İslamcı tabandan ‘Askere karşı çok pasif davrandınız. Sizin döneminizde din ve inanç özgürlüğü daha da geriye gitti’ şeklinde gelen eleştirilere bugün başörtüsü sorununa bir türlü çözüm bulamayan iktidar cephesinden yanıtınız ne olur?
Biz iktidardayken gelişimizden ayrılışımıza kadar olan süreçte, üniversitelerde başörtü serbestti. Bizim çalışma hayatıyla ilgili, memuriyet yönetmeliğinde, üniversiteden mezun olduktan sonra başörtüsüyle çalışabilir mi problemimiz vardı. Bunu biz koalisyon protokolüne yazdık, Tansu hanım koalisyon protokolüne yazmayalım, tepki çeker dedi ama biz gidinceye kadar bunu aramızda halletmedik maalesef. İkincisi Refah’ın önlenemez yükselişinin arkasındaki araştırmada, imam hatip okulları var. Bizden 28 Şubat kararları ile İmam hatip okullarının orta kısmını kapatmamızı istediler. Kapatmadık, ayrıldık ama kapatmadık, devam etti. Kuran kurslarına müdahale etmemiz istendi, resmi ne kadar kuran kursu varsa kimse müdahale etmeyecek dedik, cami inşaatlarını durdurun, cami devletin bütçesinden yapılmıyor ki, vatandaşlar bir araya geliyor yapıyor, bu konuda herhangi bir kanuni tahkik koyamayız ama müftülüklere deriz ki, “Gereksiz yere para harcanıp cami yapılmasın” Burada bir fıkra anlatayım. Karadeniz’de sık sık camiler vardır, her mahallenin bir camisi vardır, ezan okunuyormuş, adam oğluna git bakayım bu ezan hangi minareden oknayi demiş, çocuk demiş, karşı köyün minaresinden okunayi demiş, biraz sonra bir daha çıkmış, oğlum bak bakayım bu nerende okunayı, çocuk falanca minarenin demiş, biraz sonra bir daha çıkmış çocuk, nereden çıkıyor, bizim minareden, öyle mi azizallah! demiş. Bizde elhamdülillah ibadetini yapar, cami yapar, içini doldurur, doldurmaz, mabedini yapar. Avrupa’ya giden işçilerimiz bile kendileri yaptırmışlardır. Bizim bu konuda müdahalemiz olmadı, 28 Şubat’tan itibaren bir baskı oluşturulmak istendi. AK Parti hakiki Milli Görüşçü değiller. İdiler. Bunlar askerlerden daha Amerikancı oldukları için askerlere hiç gerek kalmadı, bakın hiç asker bir şey diyebiliyor mu?

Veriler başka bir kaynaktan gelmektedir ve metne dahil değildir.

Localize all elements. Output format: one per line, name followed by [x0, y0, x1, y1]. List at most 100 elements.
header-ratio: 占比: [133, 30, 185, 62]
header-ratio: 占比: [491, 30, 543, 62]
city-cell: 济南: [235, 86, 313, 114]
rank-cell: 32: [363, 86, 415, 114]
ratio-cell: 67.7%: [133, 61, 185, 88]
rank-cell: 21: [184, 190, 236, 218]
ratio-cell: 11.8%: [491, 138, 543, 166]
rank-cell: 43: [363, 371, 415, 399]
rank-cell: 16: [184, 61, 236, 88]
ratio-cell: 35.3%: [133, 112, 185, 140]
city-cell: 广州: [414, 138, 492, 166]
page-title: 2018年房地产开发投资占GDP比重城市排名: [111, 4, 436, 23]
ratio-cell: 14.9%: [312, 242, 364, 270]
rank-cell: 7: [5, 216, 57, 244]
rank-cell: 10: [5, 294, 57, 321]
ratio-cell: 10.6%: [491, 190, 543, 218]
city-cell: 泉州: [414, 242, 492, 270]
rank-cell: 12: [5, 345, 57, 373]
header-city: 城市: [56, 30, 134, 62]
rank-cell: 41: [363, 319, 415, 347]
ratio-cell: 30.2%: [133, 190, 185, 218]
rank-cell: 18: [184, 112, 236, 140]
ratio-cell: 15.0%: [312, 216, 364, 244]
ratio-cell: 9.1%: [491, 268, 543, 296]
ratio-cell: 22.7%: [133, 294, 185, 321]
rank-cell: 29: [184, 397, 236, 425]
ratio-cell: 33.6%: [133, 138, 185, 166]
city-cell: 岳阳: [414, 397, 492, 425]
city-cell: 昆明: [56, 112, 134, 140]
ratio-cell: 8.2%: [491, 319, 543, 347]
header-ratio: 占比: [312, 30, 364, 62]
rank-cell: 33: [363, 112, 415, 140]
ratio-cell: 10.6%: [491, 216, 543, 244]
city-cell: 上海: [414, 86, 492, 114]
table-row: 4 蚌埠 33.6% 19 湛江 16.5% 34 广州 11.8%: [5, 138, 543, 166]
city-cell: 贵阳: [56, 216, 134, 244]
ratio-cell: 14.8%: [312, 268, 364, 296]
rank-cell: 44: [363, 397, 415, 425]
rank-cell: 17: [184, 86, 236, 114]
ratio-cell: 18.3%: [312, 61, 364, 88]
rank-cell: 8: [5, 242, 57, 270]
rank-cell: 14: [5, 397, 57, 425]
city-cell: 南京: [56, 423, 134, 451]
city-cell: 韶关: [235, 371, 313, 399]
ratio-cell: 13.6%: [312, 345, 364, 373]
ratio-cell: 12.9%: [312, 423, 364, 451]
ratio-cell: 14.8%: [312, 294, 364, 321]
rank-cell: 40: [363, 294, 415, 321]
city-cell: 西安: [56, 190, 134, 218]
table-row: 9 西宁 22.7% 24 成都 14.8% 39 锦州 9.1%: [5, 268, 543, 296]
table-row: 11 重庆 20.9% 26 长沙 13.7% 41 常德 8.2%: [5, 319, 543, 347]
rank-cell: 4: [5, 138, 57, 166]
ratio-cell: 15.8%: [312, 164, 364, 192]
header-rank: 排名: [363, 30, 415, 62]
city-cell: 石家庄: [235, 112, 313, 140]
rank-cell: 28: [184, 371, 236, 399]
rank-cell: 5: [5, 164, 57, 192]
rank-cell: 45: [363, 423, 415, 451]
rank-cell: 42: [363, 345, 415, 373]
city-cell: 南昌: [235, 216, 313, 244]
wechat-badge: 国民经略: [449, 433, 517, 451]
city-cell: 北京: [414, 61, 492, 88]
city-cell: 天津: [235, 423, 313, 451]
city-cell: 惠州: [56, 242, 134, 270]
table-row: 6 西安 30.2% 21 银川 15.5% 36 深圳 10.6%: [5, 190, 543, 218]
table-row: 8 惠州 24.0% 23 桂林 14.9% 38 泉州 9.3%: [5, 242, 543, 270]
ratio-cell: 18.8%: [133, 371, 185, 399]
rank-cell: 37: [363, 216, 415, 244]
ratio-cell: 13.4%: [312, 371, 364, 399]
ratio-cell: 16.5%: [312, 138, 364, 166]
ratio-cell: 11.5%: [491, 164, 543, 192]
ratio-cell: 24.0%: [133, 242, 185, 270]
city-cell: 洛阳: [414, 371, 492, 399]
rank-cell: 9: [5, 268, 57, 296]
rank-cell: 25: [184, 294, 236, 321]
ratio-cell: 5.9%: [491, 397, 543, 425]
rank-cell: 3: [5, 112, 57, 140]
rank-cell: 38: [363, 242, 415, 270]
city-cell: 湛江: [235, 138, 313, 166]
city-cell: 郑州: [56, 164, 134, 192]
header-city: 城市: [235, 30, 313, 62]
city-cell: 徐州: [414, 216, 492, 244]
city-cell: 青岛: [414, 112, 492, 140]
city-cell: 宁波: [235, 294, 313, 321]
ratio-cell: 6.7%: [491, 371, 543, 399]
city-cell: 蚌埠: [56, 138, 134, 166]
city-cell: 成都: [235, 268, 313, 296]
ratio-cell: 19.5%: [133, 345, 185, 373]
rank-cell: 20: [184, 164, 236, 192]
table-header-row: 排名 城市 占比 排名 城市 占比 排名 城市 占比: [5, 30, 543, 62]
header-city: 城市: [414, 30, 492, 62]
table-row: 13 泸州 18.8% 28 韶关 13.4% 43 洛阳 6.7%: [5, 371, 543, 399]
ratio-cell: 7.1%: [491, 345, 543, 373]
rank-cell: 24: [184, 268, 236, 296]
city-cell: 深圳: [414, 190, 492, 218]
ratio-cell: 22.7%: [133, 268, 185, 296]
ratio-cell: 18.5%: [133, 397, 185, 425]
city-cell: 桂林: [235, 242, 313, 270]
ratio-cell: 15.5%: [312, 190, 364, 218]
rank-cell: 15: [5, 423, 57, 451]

“LAİKLİĞİ UYGULAYACAĞIM DİYE TOPLUMUN HUZURUNU BOZAMAZSIN”
Onların askerlerden daha çok Amerikancı olduklarını söylüyorsunuz ama sizin de Cumhuriyet rejimini iyi yönetemediğiniz söylenmişti. Oltan Sungurlu ‘ya göre ters yönde Cumhuriyet rejimini koruduğunuz konuşuluyordu. Sizce gerektiği gibi mi yürüttünüz?
Anayasanın ikinci maddesi var, Türkiye Cumhuriyeti devleti demokratik, laik, sosyal, hukuk devletidir, dört ayağı var. Ama bunun etrafında bir çember var, bir toplumun huzuru, iki insanlarına saygı, üç adalet anlayışı. Sen kafana bir laiklik takmışsın, laikliği uygulayacağım diye toplumun huzurunu bozamazsın. Bunlar dış çember…
Sen demokrasiyi koruyacağım diye toplumun huzurunu bozamazsın, sen sosyal hukuk devletini sağlayacağım diye insan haklarına saygısızlık yapamazsın, sen adalet anlayışını çiğneyemezsin. Bu toplumun huzuru, insan haklarına saygı, adalet anlayışı çevresinde laiklik. Sen toplum huzurunu alt üst edeceksin, sonra laiklik diyeceksin. Demokrasi niçin lazım? huzur için lazım, Bush Irak’a barış, demokrasiyi getirecekti, ne yaptı Irak’ı, kan gölüne çevirdi, hangi insan hakları hangi barış?
“BENİM ‘AÇILIM’ LAFINA AKLIM ERMİYOR, NEYİ KAPADIK Kİ ŞİMDİ AÇIYORUZ?”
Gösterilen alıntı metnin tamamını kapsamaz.